7. **Validate** — sample the new `kept` messages and verify nothing wrong is passing or being dropped. If the filter is wrong, edit and rerun (state cursor is fine to keep — incremental fetches re-filter only new messages, so to validate the filter on history you may want to clear state for that channel: `jq 'del(.<channel>)' tracking/telegram_state.json`).

### Sanity-check existing filters

When tuning, always:
- Sample `kept` messages — are they all valid for Oleg?
- For channels with `kept == 0`, **verify with an unfiltered pull** (temporarily remove the channel's entry and rerun for it alone) that nothing legitimate is being thrown away. Don't assume 0 = correct without checking.

---

## Truncation — when the 500-message cap bites

A channel with `"truncated": true` in `telegram_inbox.json` had >500 raw messages in the lookback window. We see the most-recent 500 and silently miss the tail (older portion of the window).

For `*_jobs` Russian channels truncation typically means we covered 1–10 days of a 30-day window. Strict hashtag filters then leave 1–7 kept messages — but the **missed** older messages could contain relevant vacancies.

Options:
- Bump `MAX_PER_CHANNEL` globally (more API calls, longer run).
- Narrow lookback for the busy channel (no per-channel knob today — would require a code change).
- Tune the filter to be stricter so fewer raw messages need processing — only useful if the filter applies at the API level, which substring filters don't.

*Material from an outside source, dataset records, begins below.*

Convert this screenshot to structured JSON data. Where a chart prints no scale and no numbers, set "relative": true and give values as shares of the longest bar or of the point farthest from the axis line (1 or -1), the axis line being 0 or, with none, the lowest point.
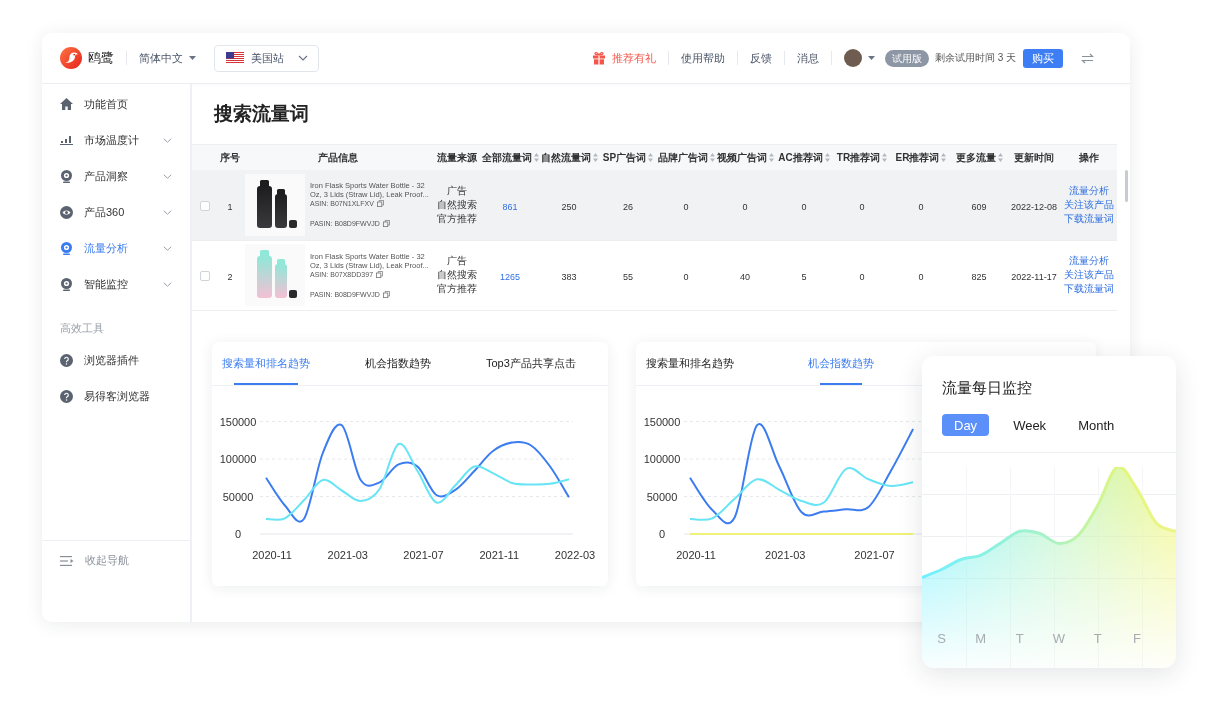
{
  "header": {
    "logo_text": "鸥鹭",
    "language": "简体中文",
    "region": "美国站",
    "links": [
      {
        "label": "推荐有礼",
        "kind": "promo"
      },
      {
        "label": "使用帮助",
        "kind": "plain"
      },
      {
        "label": "反馈",
        "kind": "plain"
      },
      {
        "label": "消息",
        "kind": "plain"
      }
    ],
    "plan_badge": "试用版",
    "trial_text": "剩余试用时间 3 天",
    "buy_button": "购买"
  },
  "sidebar": {
    "items": [
      {
        "label": "功能首页",
        "expandable": false,
        "selected": false
      },
      {
        "label": "市场温度计",
        "expandable": true,
        "selected": false
      },
      {
        "label": "产品洞察",
        "expandable": true,
        "selected": false
      },
      {
        "label": "产品360",
        "expandable": true,
        "selected": false
      },
      {
        "label": "流量分析",
        "expandable": true,
        "selected": true
      },
      {
        "label": "智能监控",
        "expandable": true,
        "selected": false
      }
    ],
    "section_title": "高效工具",
    "tools": [
      "浏览器插件",
      "易得客浏览器"
    ],
    "collapse_label": "收起导航"
  },
  "page_title": "搜索流量词",
  "table": {
    "columns": [
      {
        "label": "序号",
        "kind": "index",
        "sortable": false
      },
      {
        "label": "产品信息",
        "kind": "product",
        "sortable": false
      },
      {
        "label": "流量来源",
        "kind": "sources",
        "sortable": false
      },
      {
        "label": "全部流量词",
        "kind": "link",
        "sortable": true
      },
      {
        "label": "自然流量词",
        "kind": "number",
        "sortable": true
      },
      {
        "label": "SP广告词",
        "kind": "number",
        "sortable": true
      },
      {
        "label": "品牌广告词",
        "kind": "number",
        "sortable": true
      },
      {
        "label": "视频广告词",
        "kind": "number",
        "sortable": true
      },
      {
        "label": "AC推荐词",
        "kind": "number",
        "sortable": true
      },
      {
        "label": "TR推荐词",
        "kind": "number",
        "sortable": true
      },
      {
        "label": "ER推荐词",
        "kind": "number",
        "sortable": true
      },
      {
        "label": "更多流量",
        "kind": "number",
        "sortable": true
      },
      {
        "label": "更新时间",
        "kind": "date",
        "sortable": false
      },
      {
        "label": "操作",
        "kind": "actions",
        "sortable": false
      }
    ],
    "rows": [
      {
        "checked": false,
        "highlighted": true,
        "index": "1",
        "product": {
          "title": "Iron Flask Sports Water Bottle - 32 Oz, 3 Lids (Straw Lid), Leak Proof...",
          "asin": "ASIN: B07N1XLFXV",
          "pasin": "PASIN: B08D9FWVJD"
        },
        "sources": [
          "广告",
          "自然搜索",
          "官方推荐"
        ],
        "values": [
          "861",
          "250",
          "26",
          "0",
          "0",
          "0",
          "0",
          "0",
          "609"
        ],
        "updated": "2022-12-08",
        "actions": [
          "流量分析",
          "关注该产品",
          "下载流量词"
        ]
      },
      {
        "checked": false,
        "highlighted": false,
        "index": "2",
        "product": {
          "title": "Iron Flask Sports Water Bottle - 32 Oz, 3 Lids (Straw Lid), Leak Proof...",
          "asin": "ASIN: B07X8DD397",
          "pasin": "PASIN: B08D9FWVJD"
        },
        "sources": [
          "广告",
          "自然搜索",
          "官方推荐"
        ],
        "values": [
          "1265",
          "383",
          "55",
          "0",
          "40",
          "5",
          "0",
          "0",
          "825"
        ],
        "updated": "2022-11-17",
        "actions": [
          "流量分析",
          "关注该产品",
          "下载流量词"
        ]
      }
    ]
  },
  "charts": [
    {
      "tabs": [
        {
          "label": "搜索量和排名趋势",
          "selected": true
        },
        {
          "label": "机会指数趋势",
          "selected": false
        },
        {
          "label": "Top3产品共享点击",
          "selected": false
        }
      ],
      "chart_data": {
        "type": "line",
        "categories": [
          "2020-11",
          null,
          null,
          null,
          "2021-03",
          null,
          null,
          null,
          "2021-07",
          null,
          null,
          null,
          "2021-11",
          null,
          null,
          null,
          "2022-03"
        ],
        "ylim": [
          0,
          150000
        ],
        "yticks": [
          0,
          50000,
          100000,
          150000
        ],
        "grid": true,
        "series": [
          {
            "color": "#3b7cf0",
            "values": [
              75000,
              38000,
              20000,
              108000,
              145000,
              72000,
              69000,
              93000,
              90000,
              52000,
              59000,
              84000,
              111000,
              122000,
              118000,
              90000,
              49000
            ]
          },
          {
            "color": "#67e4f5",
            "values": [
              20000,
              21000,
              45000,
              72000,
              58000,
              44000,
              60000,
              120000,
              84000,
              42000,
              65000,
              90000,
              81000,
              68000,
              66000,
              67000,
              73000
            ]
          }
        ]
      }
    },
    {
      "tabs": [
        {
          "label": "搜索量和排名趋势",
          "selected": false
        },
        {
          "label": "机会指数趋势",
          "selected": true
        }
      ],
      "chart_data": {
        "type": "line",
        "categories": [
          "2020-11",
          null,
          null,
          null,
          "2021-03",
          null,
          null,
          null,
          "2021-07",
          null,
          null
        ],
        "ylim": [
          0,
          150000
        ],
        "yticks": [
          0,
          50000,
          100000,
          150000
        ],
        "grid": true,
        "series": [
          {
            "color": "#3b7cf0",
            "values": [
              75000,
              32000,
              22000,
              145000,
              90000,
              29000,
              30000,
              33000,
              36000,
              84000,
              140000
            ]
          },
          {
            "color": "#67e4f5",
            "values": [
              20000,
              21000,
              47000,
              73000,
              59000,
              44000,
              42000,
              87000,
              73000,
              64000,
              69000
            ]
          },
          {
            "color": "#eef27a",
            "values": [
              0,
              0,
              0,
              0,
              0,
              0,
              0,
              0,
              0,
              0,
              0
            ]
          }
        ]
      }
    }
  ],
  "monitor_card": {
    "title": "流量每日监控",
    "tabs": [
      {
        "label": "Day",
        "selected": true
      },
      {
        "label": "Week",
        "selected": false
      },
      {
        "label": "Month",
        "selected": false
      }
    ],
    "chart_data": {
      "type": "area",
      "relative": true,
      "grid": true,
      "categories": [
        null,
        "S",
        null,
        "M",
        null,
        "T",
        null,
        "W",
        null,
        "T",
        null,
        "F",
        null,
        null
      ],
      "series": [
        {
          "values": [
            0.45,
            0.49,
            0.54,
            0.56,
            0.62,
            0.68,
            0.67,
            0.62,
            0.66,
            0.81,
            1,
            0.89,
            0.72,
            0.68
          ]
        }
      ]
    }
  }
}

For now, keep the cap and accept the tail loss for very busy channels; relax only when a specific channel justifies it.

---

## Output of a fetch run

`telegram_inbox.json` structure (overwritten each run):

```jsonc
{
  "generated_at": "2026-06-02T...",
  "lookback_days_for_new_channels": 30,
  "total_in_inbox": <int>,
  "channels": {
    "<channel>": {
      "lang": "ru" | "en" | null,         // null = channel is still "new" / pending
      "priority": "p1" | "p2" | "p3" | null,
      "seen": <int>,                      // raw messages fetched
      "kept": <int>,                      // after filter
      "filtered_out": <int>,
      "first_run": <bool>,                // no prior state cursor
      "truncated": <bool>,                // hit MAX_PER_CHANNEL
      "filter_mode": "filtered (...)" | "trust-all (no filter)" | "unfiltered (new channel — not yet curated)",
      "messages": [
        { "id": <int>, "date": "<ISO>", "text": "...", "has_media": <bool>, "link": "https://t.me/.../id" }
      ]
    }
  }
}
```

Messages are **chronological per channel** (oldest first within each channel).

### Useful jq probes

```bash
# Per-channel summary sorted by kept desc
jq -r '.channels | to_entries | sort_by(.value.kept) | reverse | .[]
  | "\(.key) → kept \(.value.kept)/\(.value.seen) [\(.value.priority // "—")/\(.value.lang // "—")]"' \
  tracking/telegram_inbox.json

# All p1 kept messages
jq '.channels | to_entries | map(select(.value.priority == "p1")) | from_entries' \
  tracking/telegram_inbox.json

# Truncated channels with depth analysis
jq -r '.channels | to_entries | map(select(.value.truncated))
  | .[] | "\(.key): kept \(.value.kept)/\(.value.seen), priority \(.value.priority)"' \
  tracking/telegram_inbox.json
```

---

## After triage

Promising postings → append a row to `applications.md`. Don't accumulate a "seen but skipped" log — the state cursor already prevents re-reading.

For outreach (cold DMs, recruiter conversations) → `outreach.md`, one row per touchpoint.

If Oleg unsubscribes from a channel in Telegram, it disappears from the live folder list, the next run won't fetch it, and its entry in `telegram_channels.json` becomes dead weight. Periodic cleanup is fine but not required — dead entries cost ~150 bytes.